On the whole, this works out as a good way to compensate employees, as Big Tech companies are generally considered to be great growth stocks – most employees see fantastic returns on RSUs, and more often than not, they'll have increased in value by the time they reach the vesting cliff.
2020 and 2021 bore witness to a lot of tech companies undergoing mass hiring due to the shift towards remote working allowing access to a wider talent pool. Naturally, this meant that a lot of employees were signing up to RSU schedules which – for a lot of companies – granted stock at what turned out to be peak values.
Spotify, Twitter, Shopify, and Meta are among many tech companies whose stock prices have significantly decreased in the past 12 months. The reasons behind this are complex and honestly slightly nonsensical, but in general, it doesn't reflect the value of the company's output – rather it reflects analysts' bearish predictions about the current economical climate.

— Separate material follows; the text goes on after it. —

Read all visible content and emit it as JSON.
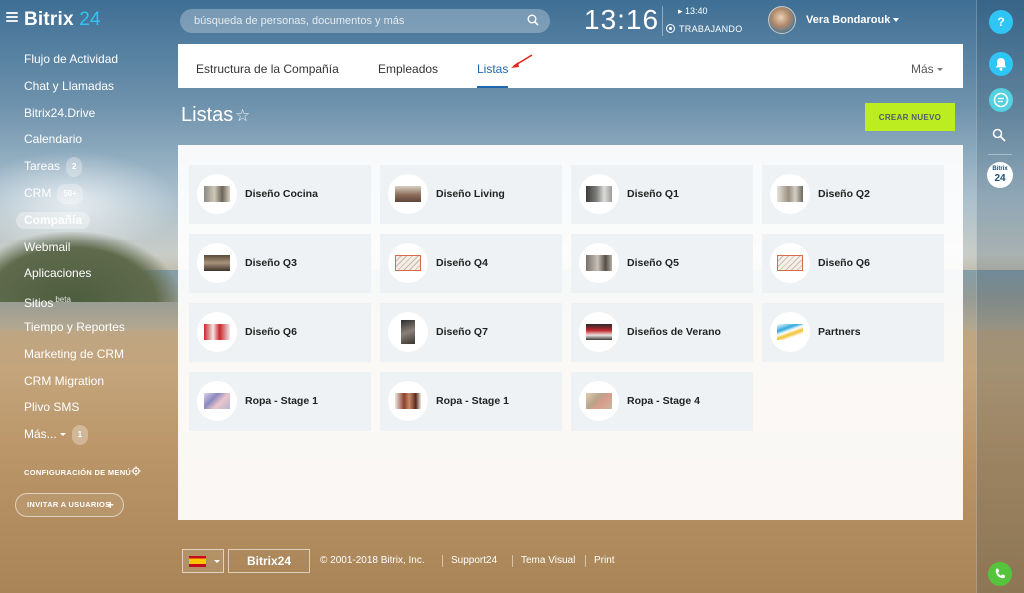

Ergo, employees who have joined the aforementioned companies have now seen their total compensation decreased significantly since they first joined the company, essentially taking a pay cut during their first year of tenure.
Remote working
The COVID-19 pandemic has proved to many tech workers what's important to them in a working environment, and it's incredibly unsurprising what people actually value. It's not bar games such as pool or table tennis, it's not fancy "break out spaces" or meeting pods – it's being able to work from home.

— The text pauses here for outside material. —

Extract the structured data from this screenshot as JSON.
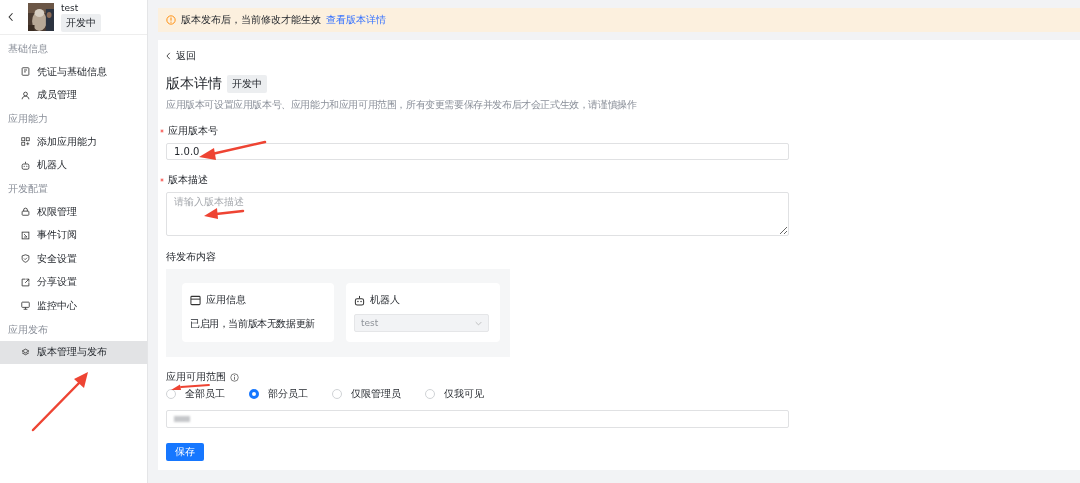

Whether it's to take care of family, save time and money on commuting, or simply just being able to take care of chores during downtime, working from home has become the new normal at a lot of companies, but unfortunately for others, it's now becoming a compensation factor.
I've personally been made aware of companies that are now offering lower salaries for the same position if the candidate wishes to accept the position remotely, rather than on-site. Middle managers can't middle manage if employees are in the sanctuary of their homes, so it seems that it's worth it for some companies to offer higher salaries to those that are willing to commute and be at the mercy of managers who want to be able to scoot over and have a chat with their direct reports at any given time.

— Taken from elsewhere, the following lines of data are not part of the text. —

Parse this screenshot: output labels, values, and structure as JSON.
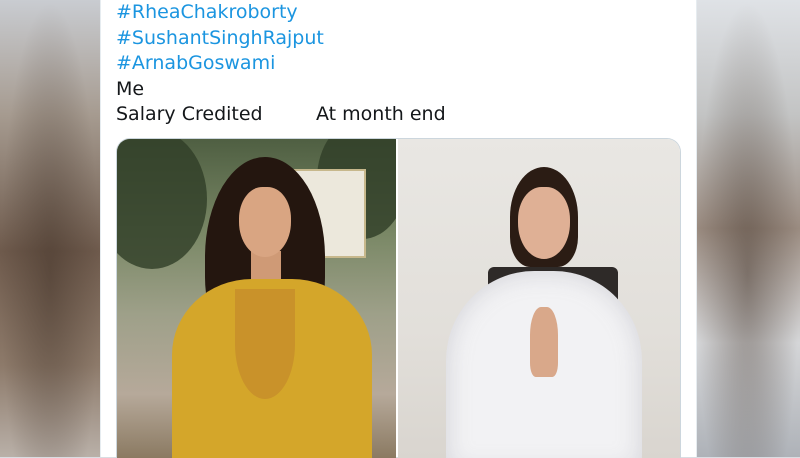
{
  "tweet": {
    "hashtags": [
      "#RheaChakroborty",
      "#SushantSinghRajput",
      "#ArnabGoswami"
    ],
    "line_me": "Me",
    "salary_left": "Salary Credited",
    "salary_right": "At month end"
  },
  "media": {
    "images": [
      {
        "icon": "photo-woman-yellow-dress"
      },
      {
        "icon": "photo-woman-white-dress-namaste"
      }
    ]
  },
  "colors": {
    "hashtag": "#1b95e0",
    "text": "#14171a",
    "card_bg": "#ffffff"
  }
}
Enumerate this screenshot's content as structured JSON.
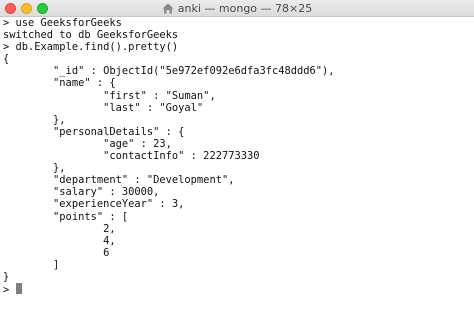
{
  "window": {
    "title": "anki — mongo — 78×25",
    "title_icon": "home-folder-icon"
  },
  "terminal": {
    "lines": [
      "> use GeeksforGeeks",
      "switched to db GeeksforGeeks",
      "> db.Example.find().pretty()",
      "{",
      "        \"_id\" : ObjectId(\"5e972ef092e6dfa3fc48ddd6\"),",
      "        \"name\" : {",
      "                \"first\" : \"Suman\",",
      "                \"last\" : \"Goyal\"",
      "        },",
      "        \"personalDetails\" : {",
      "                \"age\" : 23,",
      "                \"contactInfo\" : 222773330",
      "        },",
      "        \"department\" : \"Development\",",
      "        \"salary\" : 30000,",
      "        \"experienceYear\" : 3,",
      "        \"points\" : [",
      "                2,",
      "                4,",
      "                6",
      "        ]",
      "}"
    ],
    "prompt": "> "
  },
  "colors": {
    "background": "#ffffff",
    "text": "#111111",
    "cursor": "#7f7f7f",
    "titlebar": "#dcdcdc"
  }
}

It's not just that remote working is starting to be viewed as a privilege, it's that the nature of remote workforces exacerbates the geo-based pay inequality that's existed within tech for a long time now.
US tech salaries are orders of magnitude higher than the rest of the world, and in general, both the US and Canada are higher-paying markets than in Europe. This wasn't such a problem until remote working gained such prevalence, as previously US companies would hire workers in the US, and Canadian companies would hire workers in Canada.
With remote working seemingly taking over in popularity, companies are now increasing their workforces outside of North America, and moving focus towards Europe. This creates a wealth of opportunities for European tech workers who wouldn't normally have access to such companies, but it's introducing a noticeable divide between workers doing the same job, with the same experience, but in different countries.
Tech companies generally pay based on "market rates", meaning a percentile value of competitor companies within that country, which makes sense on the face of it, but when taking into account the fact that individual teams are comprised of some people getting paid up to 3x more than others for doing the same work, it creates a raft of bitter sentiment within teams.
Cost of living
The cost of living crisis doesn't apply solely to the tech industry but across every industry.
It's no secret that a lot of the world is experiencing a cost of living crisis right now due to the pandemic, the war in Ukraine, and more local issues such as Brexit. Taking the UK as an example, the rate of inflation at the time of writing is its highest in 40 years at a rate of 9%. When workers' salaries have 9% less buying power than they did a year ago without raises to match, then it's obvious that it's going to cause frustration, especially when combined with issues with RSUs and remote working.